Sheboss, otoh, won’t eat something with an ingredients list of “potatoes, salt, sunflower oil” unless there is an additional label that says “adequate for coealiacs.” The ingredients list still says “potatoes, salt, sunflower oil”.

I think if aspirin or other analgesics had never been discovered, caffeine would be popular as a headache remedy.

I often wake up with a headache in the mornings, and I hold off taking any aspirin or ibuprofen until after I’ve drunk coffee. Nine times out of ten, the coffee quickly dissipates the headache and there’s no need for any further remedy.

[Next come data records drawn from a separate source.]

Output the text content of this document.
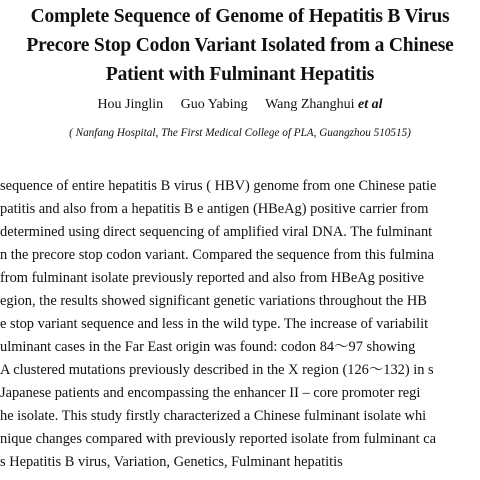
Complete Sequence of Genome of Hepatitis B Virus
Precore Stop Codon Variant Isolated from a Chinese
Patient with Fulminant Hepatitis
Hou Jinglin Guo Yabing Wang Zhanghui et al
( Nanfang Hospital, The First Medical College of PLA, Guangzhou 510515)
sequence of entire hepatitis B virus ( HBV) genome from one Chinese patie
patitis and also from a hepatitis B e antigen (HBeAg) positive carrier from
determined using direct sequencing of amplified viral DNA. The fulminant
n the precore stop codon variant. Compared the sequence from this fulmina
from fulminant isolate previously reported and also from HBeAg positive
egion, the results showed significant genetic variations throughout the HB
e stop variant sequence and less in the wild type. The increase of variabilit
ulminant cases in the Far East origin was found: codon 84～97 showing
A clustered mutations previously described in the X region (126～132) in s
Japanese patients and encompassing the enhancer II – core promoter regi
he isolate. This study firstly characterized a Chinese fulminant isolate whi
nique changes compared with previously reported isolate from fulminant ca
s Hepatitis B virus, Variation, Genetics, Fulminant hepatitis
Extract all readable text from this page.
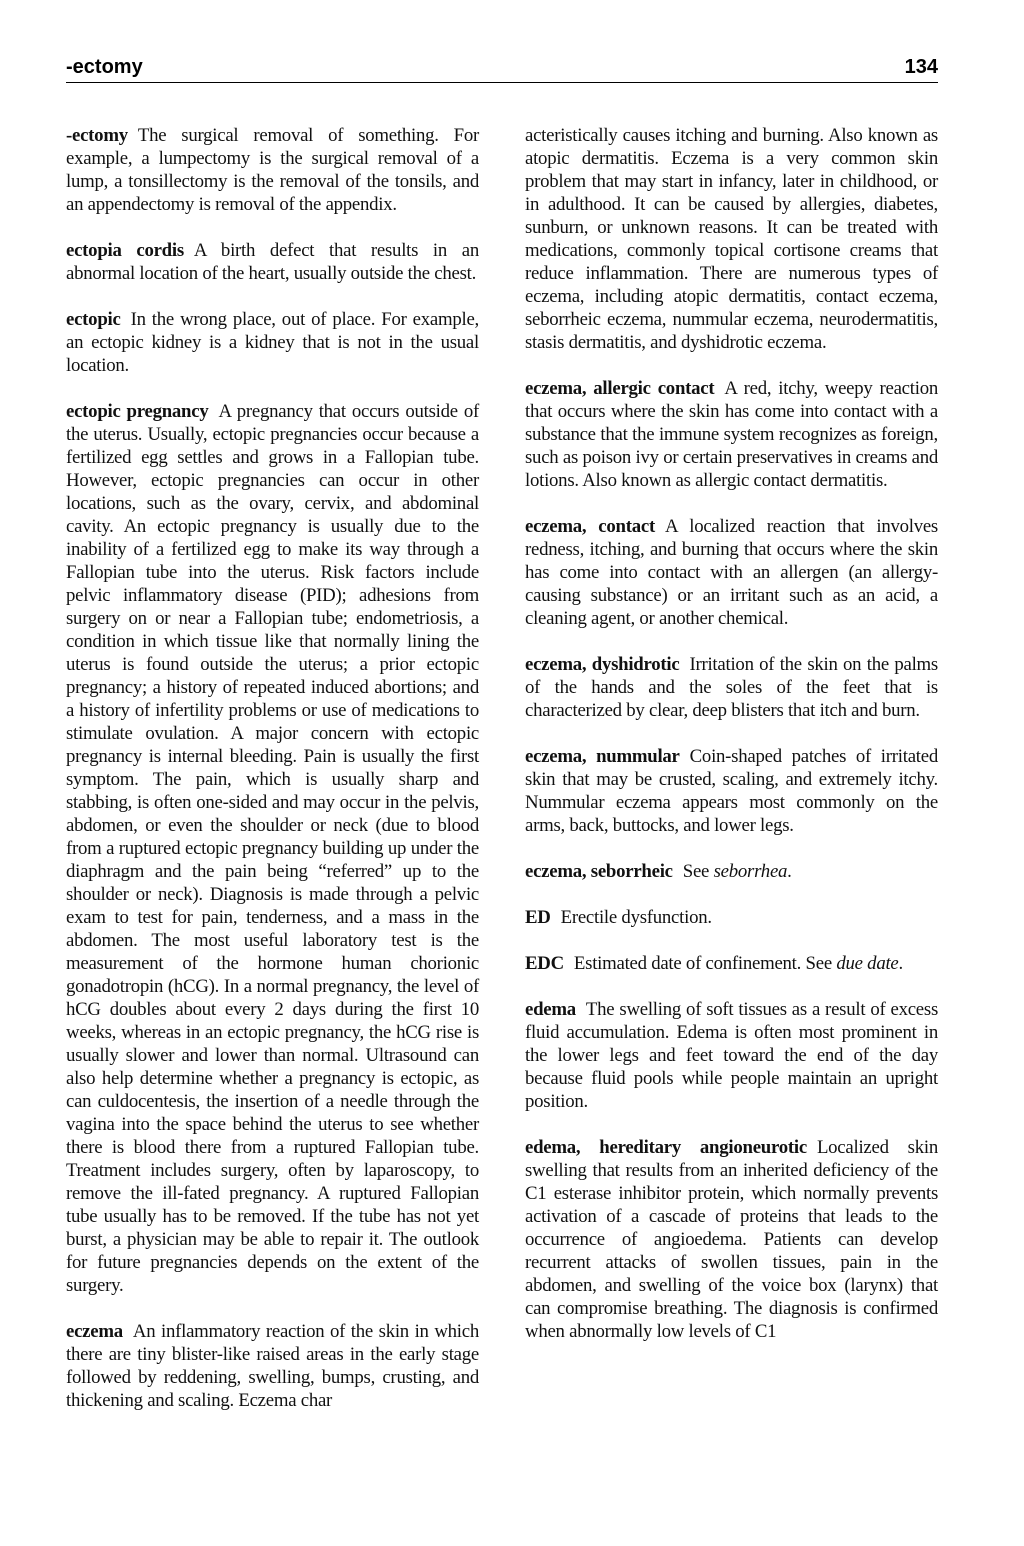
-ectomy	134

-ectomy The surgical removal of something. For example, a lumpectomy is the surgical removal of a lump, a tonsillectomy is the removal of the tonsils, and an appendectomy is removal of the appendix.

ectopia cordis A birth defect that results in an abnormal location of the heart, usually outside the chest.

ectopic In the wrong place, out of place. For example, an ectopic kidney is a kidney that is not in the usual location.

ectopic pregnancy A pregnancy that occurs outside of the uterus. Usually, ectopic pregnancies occur because a fertilized egg settles and grows in a Fallopian tube. However, ectopic pregnancies can occur in other locations, such as the ovary, cervix, and abdominal cavity. An ectopic pregnancy is usually due to the inability of a fertilized egg to make its way through a Fallopian tube into the uterus. Risk factors include pelvic inflammatory disease (PID); adhesions from surgery on or near a Fallopian tube; endometriosis, a condition in which tissue like that normally lining the uterus is found outside the uterus; a prior ectopic pregnancy; a history of repeated induced abortions; and a history of infertility problems or use of medications to stimulate ovulation. A major concern with ectopic pregnancy is internal bleeding. Pain is usually the first symptom. The pain, which is usually sharp and stabbing, is often one-sided and may occur in the pelvis, abdomen, or even the shoulder or neck (due to blood from a ruptured ectopic pregnancy building up under the diaphragm and the pain being “referred” up to the shoulder or neck). Diagnosis is made through a pelvic exam to test for pain, tenderness, and a mass in the abdomen. The most useful laboratory test is the measurement of the hormone human chorionic gonadotropin (hCG). In a normal pregnancy, the level of hCG doubles about every 2 days during the first 10 weeks, whereas in an ectopic pregnancy, the hCG rise is usually slower and lower than normal. Ultrasound can also help determine whether a pregnancy is ectopic, as can culdocentesis, the insertion of a needle through the vagina into the space behind the uterus to see whether there is blood there from a ruptured Fallopian tube. Treatment includes surgery, often by laparoscopy, to remove the ill-fated pregnancy. A ruptured Fallopian tube usually has to be removed. If the tube has not yet burst, a physician may be able to repair it. The outlook for future pregnancies depends on the extent of the surgery.

eczema An inflammatory reaction of the skin in which there are tiny blister-like raised areas in the early stage followed by reddening, swelling, bumps, crusting, and thickening and scaling. Eczema char

acteristically causes itching and burning. Also known as atopic dermatitis. Eczema is a very common skin problem that may start in infancy, later in childhood, or in adulthood. It can be caused by allergies, diabetes, sunburn, or unknown reasons. It can be treated with medications, commonly topical cortisone creams that reduce inflammation. There are numerous types of eczema, including atopic dermatitis, contact eczema, seborrheic eczema, nummular eczema, neurodermatitis, stasis dermatitis, and dyshidrotic eczema.

eczema, allergic contact A red, itchy, weepy reaction that occurs where the skin has come into contact with a substance that the immune system recognizes as foreign, such as poison ivy or certain preservatives in creams and lotions. Also known as allergic contact dermatitis.

eczema, contact A localized reaction that involves redness, itching, and burning that occurs where the skin has come into contact with an allergen (an allergy-causing substance) or an irritant such as an acid, a cleaning agent, or another chemical.

eczema, dyshidrotic Irritation of the skin on the palms of the hands and the soles of the feet that is characterized by clear, deep blisters that itch and burn.

eczema, nummular Coin-shaped patches of irritated skin that may be crusted, scaling, and extremely itchy. Nummular eczema appears most commonly on the arms, back, buttocks, and lower legs.

eczema, seborrheic See seborrhea.

ED Erectile dysfunction.

EDC Estimated date of confinement. See due date.

edema The swelling of soft tissues as a result of excess fluid accumulation. Edema is often most prominent in the lower legs and feet toward the end of the day because fluid pools while people maintain an upright position.

edema, hereditary angioneurotic Localized skin swelling that results from an inherited deficiency of the C1 esterase inhibitor protein, which normally prevents activation of a cascade of proteins that leads to the occurrence of angioedema. Patients can develop recurrent attacks of swollen tissues, pain in the abdomen, and swelling of the voice box (larynx) that can compromise breathing. The diagnosis is confirmed when abnormally low levels of C1
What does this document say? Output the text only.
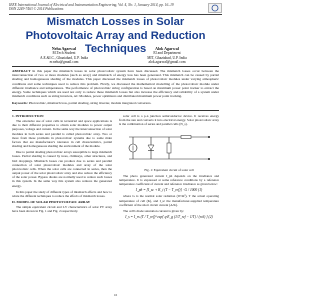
IEEE International Journal of Electrical and Instrumentation Engineering, Vol. 4, No. 1, January 2014, pp. 16–19
ISSN 2249-7463 © 2014 Publications
Mismatch Losses in Solar Photovoltaic Array and Reduction Techniques
Neha Agarwal
M.Tech Student
A.E.&I.C., Ghaziabad, U.P. India
er.neha@gmail.com
Alok Agarwal
EI and Department
MIT, Ghaziabad, U.P. India
alok.agarwal@gmail.com
ABSTRACT In this paper the mismatch losses in solar photovoltaic system have been discussed. The mismatch losses occur between the interconnection of two or more modules (such as array) and mismatch of energy loss has been generated. This mismatch can be caused by partial shading and homogeneous shading of the modules. This paper discussed the mismatch losses of photovoltaic modules under varying atmospheric conditions and some techniques used to reduce this problem. Firstly, we discussed the mathematical modelling of the photovoltaic module under different irradiance and temperatures. The performance of photovoltaic string configuration is based on maximum power point tracker to extract the energy. Some techniques which are used not only to reduce these mismatch losses but also increase the efficiency and reliability of a system under mismatch conditions such as string inverters, AC Modules, power optimizers and distributed maximum power point tracking.
Keywords: Photovoltaic, mismatch loss, partial shading, string inverter, module integrated converters.
1. INTRODUCTION
The extensive use of solar cells in terrestrial and space applications is due to their different properties to obtain solar modules to power output purposes, voltage and current. In the same way the interconnection of solar modules in both series and parallel is called photovoltaic array. Two or more from these problems in photovoltaic systems due to some main factors that are manufacturer's tolerance in cell characteristics, partial shading and homogeneous shading the environment of the module.
Due to partial shading photovoltaic arrays susceptible to large mismatch losses. Partial shading is caused by trees, chimneys, other structures, and bird droppings. Mismatch losses can produce due to series and parallel connection of solar photovoltaic modules and array of the solar photovoltaic cells. When the solar cells are connected in series, then the output power of the solar photovoltaic array and also reduce the efficiency of the solar power. Bypass diodes are normally used to reduce such losses in this system. In the same way this system also reduces the generated energy.
In this paper the study of different types of mismatch effects and how to relate the different techniques to reduce the effects of mismatch losses.
II. MODEL OF SOLAR PHOTOVOLTAIC ARRAY
The simple equivalent circuit and I-V characteristics of solar PV array have been shown in Fig. 1 and Fig. 2 respectively.
solar cell is a p-n junction semiconductor device. It receives energy from the sun and converts it into electrical energy. Solar photovoltaic array is the combination of series and parallel cells (N_s).
Fig. 1: Equivalent circuit of solar cell
The photo generated current I_ph depends on the irradiance and temperature. It is expressed at some reference conditions by a reference temperature coefficient of current and reference irradiance as given below:
I_ph = [I_sc + K_i (T − T_ref)] · G / 1000 (1)
where G is the normal solar radiation (W/m²), T the actual operating temperature of cell (K), and I_sc the manufacturer-supplied temperature coefficient of the short circuit current (A/K).
The cell's diode saturation current is given by:
I_s = I_rs (T / T_ref)³ exp[ q·E_g (1/T_ref − 1/T) / (n·k) ] (2)
16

I doubt it. I’m sure someone will correct me if I’m wrong, but I don’t believe the word paracetamol (instead of acetaminophen) is in common use anywhere in North America - the word is used in Britain (and I assume Europe?), and I have certainly seen APC here (not in a very long time, but I have seen it). No cites, but my recollection also is that the P is Phenacetin. Anybody got a bottle of the stuff?

PS I vaguely recall seeing APC & C (the second C for codeine) as well, but I’m less confident of that recollection.

Would that headache not be caused by the caffeine withdrawl, and therefore you are simply treating that symptom, rather than “curing” a headache from another cause?

I don’t drink coffee and don’t know the mechanism of caffeine addiction, but I have known people to have headaches or other symptoms when they skipped their regular coffee breaks/times.

Nope. After a mostly headache-free youth, I started developing nighttime and morning headaches in the last couple of years. Doc says it’s menopause-related. Although I do get the caffeine-withdrawal headaches you mention if I start on a campaign of cutting back on coffee drinking for any reason. Those headaches are really, really bad news.